ANN - Computer Vision

We will use ANNs for a basic computer vision application of image classification on CIFAR10 Dataset

Dataset

CIFAR-10

The CIFAR-10 dataset consists of 60000 32x32 colour images in 10 classes, with 6000 images per class. There are 50000 training images and 10000 test images.

Download the Dataset

Tensorflow has inbuilt dataset which makes it easy to get training and testing data.

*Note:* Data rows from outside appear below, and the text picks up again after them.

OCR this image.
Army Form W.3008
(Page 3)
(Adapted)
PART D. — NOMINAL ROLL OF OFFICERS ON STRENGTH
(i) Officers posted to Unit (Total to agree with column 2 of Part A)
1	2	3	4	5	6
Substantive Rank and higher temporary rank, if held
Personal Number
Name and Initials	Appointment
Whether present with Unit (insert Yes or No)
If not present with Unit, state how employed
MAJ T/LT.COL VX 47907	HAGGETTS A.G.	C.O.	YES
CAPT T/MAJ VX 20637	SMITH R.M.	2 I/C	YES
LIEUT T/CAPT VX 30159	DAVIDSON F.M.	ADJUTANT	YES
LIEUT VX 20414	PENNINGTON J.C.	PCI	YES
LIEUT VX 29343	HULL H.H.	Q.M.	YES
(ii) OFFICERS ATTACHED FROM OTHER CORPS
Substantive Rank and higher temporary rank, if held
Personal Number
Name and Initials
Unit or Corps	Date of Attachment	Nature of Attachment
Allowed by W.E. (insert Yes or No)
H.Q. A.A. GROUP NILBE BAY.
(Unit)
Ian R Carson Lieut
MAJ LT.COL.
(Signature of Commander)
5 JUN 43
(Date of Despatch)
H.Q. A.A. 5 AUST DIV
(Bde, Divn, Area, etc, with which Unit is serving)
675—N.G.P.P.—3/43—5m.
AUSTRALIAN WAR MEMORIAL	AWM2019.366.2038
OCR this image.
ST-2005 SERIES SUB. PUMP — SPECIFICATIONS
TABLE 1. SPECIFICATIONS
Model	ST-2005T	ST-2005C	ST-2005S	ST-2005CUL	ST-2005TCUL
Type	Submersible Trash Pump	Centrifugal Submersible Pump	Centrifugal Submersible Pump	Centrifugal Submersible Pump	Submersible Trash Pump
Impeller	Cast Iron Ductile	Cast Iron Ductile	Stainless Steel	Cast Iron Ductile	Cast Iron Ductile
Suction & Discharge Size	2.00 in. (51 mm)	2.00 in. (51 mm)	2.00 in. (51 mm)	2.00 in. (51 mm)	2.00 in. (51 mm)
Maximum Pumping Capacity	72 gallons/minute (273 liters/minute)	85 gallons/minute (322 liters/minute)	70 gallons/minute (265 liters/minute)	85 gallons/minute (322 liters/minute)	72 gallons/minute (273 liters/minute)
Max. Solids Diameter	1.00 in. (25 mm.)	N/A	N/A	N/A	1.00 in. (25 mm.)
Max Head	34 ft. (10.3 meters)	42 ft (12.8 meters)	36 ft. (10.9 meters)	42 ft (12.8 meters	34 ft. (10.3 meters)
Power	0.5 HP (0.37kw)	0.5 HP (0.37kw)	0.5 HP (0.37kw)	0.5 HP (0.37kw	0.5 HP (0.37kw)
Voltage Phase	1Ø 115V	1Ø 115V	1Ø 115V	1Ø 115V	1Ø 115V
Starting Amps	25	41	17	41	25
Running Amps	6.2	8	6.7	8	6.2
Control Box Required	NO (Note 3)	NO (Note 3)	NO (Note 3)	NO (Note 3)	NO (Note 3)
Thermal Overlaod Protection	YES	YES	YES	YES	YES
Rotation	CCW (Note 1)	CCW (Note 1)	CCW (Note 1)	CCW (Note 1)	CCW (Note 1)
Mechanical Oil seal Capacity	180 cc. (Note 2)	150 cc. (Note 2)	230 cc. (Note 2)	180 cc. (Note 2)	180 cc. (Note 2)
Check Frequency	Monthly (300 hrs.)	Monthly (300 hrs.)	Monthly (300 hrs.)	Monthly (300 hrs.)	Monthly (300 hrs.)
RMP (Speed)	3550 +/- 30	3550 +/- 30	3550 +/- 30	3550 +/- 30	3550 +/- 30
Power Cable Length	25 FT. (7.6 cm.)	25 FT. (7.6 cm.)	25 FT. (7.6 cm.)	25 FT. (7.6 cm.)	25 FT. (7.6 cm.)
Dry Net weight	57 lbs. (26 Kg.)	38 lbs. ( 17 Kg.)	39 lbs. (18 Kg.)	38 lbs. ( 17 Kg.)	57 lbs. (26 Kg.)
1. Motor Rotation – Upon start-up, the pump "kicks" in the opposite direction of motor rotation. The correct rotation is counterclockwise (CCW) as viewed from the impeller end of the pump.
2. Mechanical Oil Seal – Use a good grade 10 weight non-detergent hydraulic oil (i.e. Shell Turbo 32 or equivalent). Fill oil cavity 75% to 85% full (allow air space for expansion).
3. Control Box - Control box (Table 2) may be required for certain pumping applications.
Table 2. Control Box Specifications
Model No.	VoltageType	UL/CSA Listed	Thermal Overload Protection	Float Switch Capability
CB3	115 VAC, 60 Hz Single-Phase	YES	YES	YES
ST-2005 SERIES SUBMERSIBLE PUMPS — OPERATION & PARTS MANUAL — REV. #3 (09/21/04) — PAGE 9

from tensorflow.keras.datasets import cifar10
import tensorflow as tf

(x_train, y_train), (x_test, y_test) = cifar10.load_data()
class_name = {
    0: 'airplane',
    1: 'automobile',
    2: 'bird',
    3: 'cat',
    4: 'deer',
    5: 'dog',
    6: 'frog',
    7: 'horse',
    8: 'ship',
    9: 'truck',
}

Visualize the Dataset

import matplotlib.pyplot as plt

num_imgs = 10
plt.figure(figsize=(num_imgs*2,3))

for i in range(1,num_imgs):
    plt.subplot(1,num_imgs,i).set_title('{}'.format(class_name[y_train[i][0]]))
    plt.imshow(x_train[i])
    plt.axis('off')
plt.show()

png

Scaling Features

import numpy as np

np.max(x_train), np.min(x_train)
(255, 0)

The range of values in the data is 0-255,

  • we can scale it to [0,1], dividing it by 255 will do.
  • or we can standardize it by subtracting the mean and dividing std.
mean = np.mean(x_train)
std = np.std(x_train)

x_train = (x_train-mean)/std
x_test = (x_test-mean)/std

np.max(x_train), np.min(x_train), np.max(x_test), np.min(x_test)
(2.09341038199596, -1.8816433721538972, 2.09341038199596, -1.8816433721538972)

Labels to One-Hot

print(y_train[:5])
[[6]
 [9]
 [9]
 [4]
 [1]]
num_classes = 10

y_train = tf.keras.utils.to_categorical(y_train, num_classes)
y_test = tf.keras.utils.to_categorical(y_test, num_classes)

print(y_train[:5])
[[0. 0. 0. 0. 0. 0. 1. 0. 0. 0.]
 [0. 0. 0. 0. 0. 0. 0. 0. 0. 1.]
 [0. 0. 0. 0. 0. 0. 0. 0. 0. 1.]
 [0. 0. 0. 0. 1. 0. 0. 0. 0. 0.]
 [0. 1. 0. 0. 0. 0. 0. 0. 0. 0.]]

Colour Channels

Let’s check the shape of the arrays

x_train.shape, y_train.shape, x_test.shape, y_test.shape
((50000, 32, 32, 3), (50000, 10), (10000, 32, 32, 3), (10000, 10))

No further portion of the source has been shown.